Kaufen Sie nur bindegewebsarme Stücke wie Rücken, Hüfte oder Filet. Andere Teile können auf dem Grill leicht zäh werden. Achten Sie außerdem darauf, dass das Fleisch gut abgehangen ist.

Ein Hochgenuss ist das gegrillte Fleisch des japanischen Wagyu-Rinds. Es gilt als das beste und teuerste der Welt. Kein anderes Fleisch ist so stark und gleichmäßig marmoriert. Zum Inbegriff kulinarischen Fleischgenusses wurde es als sogenanntes Kobe-Rind von Tieren, die in der gleichnamigen Region geboren, aufgezogen, gemästet und geschlachtet wurden. Zum Weltruf des Wagyu-Rindes trägt aber sicher auch seine Seltenheit bei. Fleisch und lebende Tiere werden so gut wie nicht ins Ausland exportiert. Das Wagyu-Fleisch ist unendlich zart, saftig, aromatisch und schmilzt förmlich auf der Zunge. Besonders saftig zum Grillen ist die Flanke.

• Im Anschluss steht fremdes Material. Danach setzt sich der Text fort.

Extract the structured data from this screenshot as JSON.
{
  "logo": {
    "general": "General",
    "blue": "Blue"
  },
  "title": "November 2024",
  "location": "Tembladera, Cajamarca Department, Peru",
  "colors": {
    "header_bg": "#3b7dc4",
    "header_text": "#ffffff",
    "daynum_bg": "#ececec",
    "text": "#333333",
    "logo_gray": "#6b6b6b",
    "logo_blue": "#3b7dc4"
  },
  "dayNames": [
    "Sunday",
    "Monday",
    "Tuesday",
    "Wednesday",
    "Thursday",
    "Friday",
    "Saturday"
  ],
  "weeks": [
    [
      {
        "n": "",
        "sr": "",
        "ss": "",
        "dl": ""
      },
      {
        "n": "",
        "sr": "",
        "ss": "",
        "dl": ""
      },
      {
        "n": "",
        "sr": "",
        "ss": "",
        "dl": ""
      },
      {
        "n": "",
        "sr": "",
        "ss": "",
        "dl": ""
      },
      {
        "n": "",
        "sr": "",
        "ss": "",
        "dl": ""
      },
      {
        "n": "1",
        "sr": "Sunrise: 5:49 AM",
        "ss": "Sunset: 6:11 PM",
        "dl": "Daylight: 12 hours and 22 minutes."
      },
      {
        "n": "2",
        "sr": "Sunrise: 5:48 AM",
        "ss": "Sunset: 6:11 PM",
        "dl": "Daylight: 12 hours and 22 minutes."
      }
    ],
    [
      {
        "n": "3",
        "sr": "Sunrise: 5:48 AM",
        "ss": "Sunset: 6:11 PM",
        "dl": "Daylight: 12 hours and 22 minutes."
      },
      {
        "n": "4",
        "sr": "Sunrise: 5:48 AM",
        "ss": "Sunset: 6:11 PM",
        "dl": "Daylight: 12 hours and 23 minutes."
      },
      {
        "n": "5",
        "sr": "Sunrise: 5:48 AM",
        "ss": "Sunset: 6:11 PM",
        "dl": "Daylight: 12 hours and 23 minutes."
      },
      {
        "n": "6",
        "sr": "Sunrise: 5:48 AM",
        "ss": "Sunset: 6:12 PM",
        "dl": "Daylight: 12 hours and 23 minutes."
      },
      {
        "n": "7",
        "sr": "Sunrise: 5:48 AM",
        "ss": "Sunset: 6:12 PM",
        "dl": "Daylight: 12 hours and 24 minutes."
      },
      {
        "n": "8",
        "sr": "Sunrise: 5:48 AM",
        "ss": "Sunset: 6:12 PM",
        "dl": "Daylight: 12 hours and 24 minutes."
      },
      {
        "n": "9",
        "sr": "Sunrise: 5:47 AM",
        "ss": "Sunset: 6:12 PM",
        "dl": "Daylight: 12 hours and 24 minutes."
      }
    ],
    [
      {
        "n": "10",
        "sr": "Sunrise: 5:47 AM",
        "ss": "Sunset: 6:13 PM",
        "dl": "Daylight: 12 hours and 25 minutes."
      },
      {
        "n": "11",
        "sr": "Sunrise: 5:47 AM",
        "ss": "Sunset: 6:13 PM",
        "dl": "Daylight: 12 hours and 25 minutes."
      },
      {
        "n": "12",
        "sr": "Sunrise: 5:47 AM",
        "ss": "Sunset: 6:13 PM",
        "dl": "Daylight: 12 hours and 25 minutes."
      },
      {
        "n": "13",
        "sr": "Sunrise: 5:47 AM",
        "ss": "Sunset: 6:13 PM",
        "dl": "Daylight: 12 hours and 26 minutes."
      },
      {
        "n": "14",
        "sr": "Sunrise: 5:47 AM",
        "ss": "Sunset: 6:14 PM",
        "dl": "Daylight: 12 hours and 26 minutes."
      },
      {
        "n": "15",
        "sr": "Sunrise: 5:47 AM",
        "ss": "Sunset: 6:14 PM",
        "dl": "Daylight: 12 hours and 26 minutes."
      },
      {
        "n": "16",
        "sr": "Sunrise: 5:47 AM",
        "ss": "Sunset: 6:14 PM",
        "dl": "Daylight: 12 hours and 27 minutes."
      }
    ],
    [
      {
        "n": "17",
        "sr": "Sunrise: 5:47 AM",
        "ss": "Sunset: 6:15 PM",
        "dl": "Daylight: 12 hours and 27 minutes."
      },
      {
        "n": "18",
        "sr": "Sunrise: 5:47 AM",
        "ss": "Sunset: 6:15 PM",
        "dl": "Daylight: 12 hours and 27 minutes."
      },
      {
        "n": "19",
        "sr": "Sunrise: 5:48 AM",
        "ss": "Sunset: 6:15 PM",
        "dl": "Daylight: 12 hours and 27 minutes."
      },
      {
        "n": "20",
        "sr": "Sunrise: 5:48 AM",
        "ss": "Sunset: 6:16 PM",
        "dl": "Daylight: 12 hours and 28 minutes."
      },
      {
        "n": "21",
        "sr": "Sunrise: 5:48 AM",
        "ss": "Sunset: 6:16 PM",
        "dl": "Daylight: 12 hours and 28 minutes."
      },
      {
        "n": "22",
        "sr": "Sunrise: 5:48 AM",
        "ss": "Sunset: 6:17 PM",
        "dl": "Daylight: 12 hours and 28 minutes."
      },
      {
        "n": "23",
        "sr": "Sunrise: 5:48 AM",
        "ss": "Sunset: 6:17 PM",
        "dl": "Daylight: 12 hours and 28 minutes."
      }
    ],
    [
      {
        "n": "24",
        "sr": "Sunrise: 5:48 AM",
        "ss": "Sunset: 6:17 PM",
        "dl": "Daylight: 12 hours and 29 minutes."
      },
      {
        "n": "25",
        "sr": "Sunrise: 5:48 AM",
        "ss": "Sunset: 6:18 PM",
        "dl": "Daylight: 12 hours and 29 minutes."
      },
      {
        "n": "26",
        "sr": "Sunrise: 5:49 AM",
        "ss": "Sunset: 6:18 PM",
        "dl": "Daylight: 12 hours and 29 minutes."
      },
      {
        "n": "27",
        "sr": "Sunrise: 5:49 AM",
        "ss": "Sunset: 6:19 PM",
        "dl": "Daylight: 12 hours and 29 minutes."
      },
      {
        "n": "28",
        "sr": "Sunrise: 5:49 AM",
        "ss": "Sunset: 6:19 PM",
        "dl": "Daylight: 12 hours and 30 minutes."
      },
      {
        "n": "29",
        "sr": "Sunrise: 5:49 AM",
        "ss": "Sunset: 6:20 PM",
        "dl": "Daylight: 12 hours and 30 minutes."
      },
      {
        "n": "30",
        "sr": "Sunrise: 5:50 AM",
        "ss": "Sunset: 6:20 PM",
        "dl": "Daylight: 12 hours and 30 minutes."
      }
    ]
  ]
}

Eine ebenfalls seltene und aromatische Delikatesse ist das Fleisch der baskischen Txogitxu-Rinder. Sie werden artgerecht auf der Weide gehalten und erst in fortgeschrittenem Alter geschlachtet. Charakteristisch für das Fleisch ist seine natürliche feine Fettmarmorierung, ähnlich der des Wagyu-Rindes, sowie seine dichte äußere Fettschicht. Zum Grillen eignen sich besonders Txogitxu Roastbeef oder Rib-Eye-Steaks.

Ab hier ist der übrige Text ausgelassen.